Même compte tenu de la possibilité qu’une ou plusieurs des expériences d’échantillons ci-dessus puissent être mal vérifiées (ou même mal interprétées), il existe un tel arriéré de données diverses suggérant l’héritabilité des traits acquis qu’il est impossible d’ignorer la construction lamarckienne. De toute évidence, Lamarck n’avait aucune idée de la génétique derrière l’héritage des traits acquis, tout comme Darwin n’avait aucune idée de la génétique derrière sa survie du plus apte. Dans la discussion suivante, j’assimilerai souvent « héritage lamarckien » au terme plus moderne, ”héritage épigénétique » (Jablonka &Lamb 1995, 1998). En conséquence, l’épigénétique est au lamarckisme comme le néo-darwinisme est au darwinisme. En d’autres termes, l’épigénétique fournit une base moléculaire à l’héritage des caractéristiques acquises. On pourrait bien utiliser le terme « néo-lamarckisme” au lieu de « épigénétique” sauf que ce dernier porte avec lui un bagage moins émotionnel et historique.

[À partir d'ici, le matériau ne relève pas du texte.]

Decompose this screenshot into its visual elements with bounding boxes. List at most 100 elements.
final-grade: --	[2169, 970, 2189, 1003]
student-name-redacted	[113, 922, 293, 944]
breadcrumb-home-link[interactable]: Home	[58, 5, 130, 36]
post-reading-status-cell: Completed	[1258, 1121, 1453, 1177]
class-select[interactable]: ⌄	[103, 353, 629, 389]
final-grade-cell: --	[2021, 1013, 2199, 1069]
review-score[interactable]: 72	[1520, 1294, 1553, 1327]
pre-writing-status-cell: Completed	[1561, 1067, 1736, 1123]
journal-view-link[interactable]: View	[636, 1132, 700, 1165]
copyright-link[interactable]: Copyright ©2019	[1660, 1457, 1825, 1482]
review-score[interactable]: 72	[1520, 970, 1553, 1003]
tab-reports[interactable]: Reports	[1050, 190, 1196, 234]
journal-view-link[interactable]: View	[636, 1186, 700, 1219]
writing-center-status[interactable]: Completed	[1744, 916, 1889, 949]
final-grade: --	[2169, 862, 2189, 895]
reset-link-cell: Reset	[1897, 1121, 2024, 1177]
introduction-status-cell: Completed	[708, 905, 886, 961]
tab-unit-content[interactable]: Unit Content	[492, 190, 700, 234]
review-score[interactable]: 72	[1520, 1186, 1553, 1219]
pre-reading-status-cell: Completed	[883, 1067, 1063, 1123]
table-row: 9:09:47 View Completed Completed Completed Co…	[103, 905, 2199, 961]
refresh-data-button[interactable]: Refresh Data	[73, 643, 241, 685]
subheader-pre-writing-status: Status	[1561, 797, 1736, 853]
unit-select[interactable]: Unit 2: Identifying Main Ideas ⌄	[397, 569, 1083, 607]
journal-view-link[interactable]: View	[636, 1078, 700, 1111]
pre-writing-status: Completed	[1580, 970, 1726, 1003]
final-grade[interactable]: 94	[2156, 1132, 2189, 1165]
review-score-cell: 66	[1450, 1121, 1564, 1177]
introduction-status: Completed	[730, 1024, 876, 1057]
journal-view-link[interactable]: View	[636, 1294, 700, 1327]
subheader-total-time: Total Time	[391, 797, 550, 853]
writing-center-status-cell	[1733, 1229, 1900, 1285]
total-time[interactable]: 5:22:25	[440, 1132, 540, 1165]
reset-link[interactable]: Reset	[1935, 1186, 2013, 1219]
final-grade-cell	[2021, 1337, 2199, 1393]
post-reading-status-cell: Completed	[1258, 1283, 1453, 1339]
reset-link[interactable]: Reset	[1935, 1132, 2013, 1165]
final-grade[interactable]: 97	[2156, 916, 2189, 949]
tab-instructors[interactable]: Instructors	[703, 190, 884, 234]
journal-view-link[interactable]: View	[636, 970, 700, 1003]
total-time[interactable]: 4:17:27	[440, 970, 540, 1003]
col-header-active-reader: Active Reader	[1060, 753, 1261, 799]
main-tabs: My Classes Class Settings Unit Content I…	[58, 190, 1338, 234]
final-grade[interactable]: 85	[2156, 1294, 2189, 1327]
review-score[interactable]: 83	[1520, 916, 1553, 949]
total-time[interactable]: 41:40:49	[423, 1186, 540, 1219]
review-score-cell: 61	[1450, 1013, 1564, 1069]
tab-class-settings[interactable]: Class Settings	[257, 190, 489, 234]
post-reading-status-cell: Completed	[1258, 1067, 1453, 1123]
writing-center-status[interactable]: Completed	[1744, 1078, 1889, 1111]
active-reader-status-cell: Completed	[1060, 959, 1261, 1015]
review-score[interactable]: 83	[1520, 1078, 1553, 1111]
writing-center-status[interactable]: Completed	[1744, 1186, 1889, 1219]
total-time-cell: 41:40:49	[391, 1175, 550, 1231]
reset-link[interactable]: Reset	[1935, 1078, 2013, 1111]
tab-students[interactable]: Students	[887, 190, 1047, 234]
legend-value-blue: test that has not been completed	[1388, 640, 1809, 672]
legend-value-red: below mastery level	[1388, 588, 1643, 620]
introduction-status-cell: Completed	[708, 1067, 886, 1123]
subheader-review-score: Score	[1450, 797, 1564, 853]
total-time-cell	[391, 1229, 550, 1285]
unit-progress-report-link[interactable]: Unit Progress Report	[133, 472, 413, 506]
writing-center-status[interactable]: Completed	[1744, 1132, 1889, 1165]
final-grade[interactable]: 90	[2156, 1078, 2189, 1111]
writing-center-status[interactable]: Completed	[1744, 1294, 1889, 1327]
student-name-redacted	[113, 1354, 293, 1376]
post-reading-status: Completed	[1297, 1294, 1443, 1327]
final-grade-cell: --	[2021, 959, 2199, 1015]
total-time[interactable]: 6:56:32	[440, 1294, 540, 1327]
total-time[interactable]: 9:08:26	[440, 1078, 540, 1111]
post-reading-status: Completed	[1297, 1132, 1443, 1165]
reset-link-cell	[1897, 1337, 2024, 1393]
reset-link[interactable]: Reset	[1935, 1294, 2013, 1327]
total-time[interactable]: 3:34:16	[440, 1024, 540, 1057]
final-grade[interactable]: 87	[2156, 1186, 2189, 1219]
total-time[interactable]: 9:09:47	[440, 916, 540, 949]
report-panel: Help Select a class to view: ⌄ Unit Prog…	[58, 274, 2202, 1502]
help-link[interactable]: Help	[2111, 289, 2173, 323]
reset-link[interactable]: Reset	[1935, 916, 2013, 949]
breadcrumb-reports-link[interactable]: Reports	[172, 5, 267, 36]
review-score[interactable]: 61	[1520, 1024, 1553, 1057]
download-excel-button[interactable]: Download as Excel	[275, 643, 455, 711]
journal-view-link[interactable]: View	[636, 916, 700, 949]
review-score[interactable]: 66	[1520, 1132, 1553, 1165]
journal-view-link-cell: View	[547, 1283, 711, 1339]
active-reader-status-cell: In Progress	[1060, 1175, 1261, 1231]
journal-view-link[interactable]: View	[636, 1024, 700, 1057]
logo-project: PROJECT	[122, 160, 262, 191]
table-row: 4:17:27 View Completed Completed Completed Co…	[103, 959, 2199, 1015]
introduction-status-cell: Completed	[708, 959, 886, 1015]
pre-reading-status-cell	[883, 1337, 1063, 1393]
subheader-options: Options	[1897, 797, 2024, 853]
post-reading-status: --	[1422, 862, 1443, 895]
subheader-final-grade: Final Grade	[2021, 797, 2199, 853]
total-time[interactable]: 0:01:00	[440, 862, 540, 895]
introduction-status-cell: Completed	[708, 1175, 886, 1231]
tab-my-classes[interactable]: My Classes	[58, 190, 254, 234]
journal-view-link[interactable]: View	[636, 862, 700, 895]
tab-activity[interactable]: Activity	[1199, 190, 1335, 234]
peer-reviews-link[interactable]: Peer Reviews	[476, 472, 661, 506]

Il convient de préciser immédiatement que l’épigénétique n’est pas en conflit direct avec la sélection naturelle. Les deux modèles invoquent l’idée que les traits favorables (qu’ils soient acquis ou d’origine mutationnelle) peuvent être transmis préférentiellement à la progéniture, perpétuant ainsi le trait (« sélection naturelle”). Mais l’héritage épigénétique fournit une source supplémentaire de variation, dérivée des conditions environnementales, qui n’est pas incluse dans la théorie néo-darwinienne et les nombreux rejets actuels basés sur celle-ci. La différence entre les deux constructions est critique. L’un crée un changement en réponse à des stimuli externes, l’autre crée un changement en fonction d’altérations aléatoires du séquençage de l’ADN. Considérons maintenant les aspects moléculaires de l’héritage épigénétique transgénérationnel.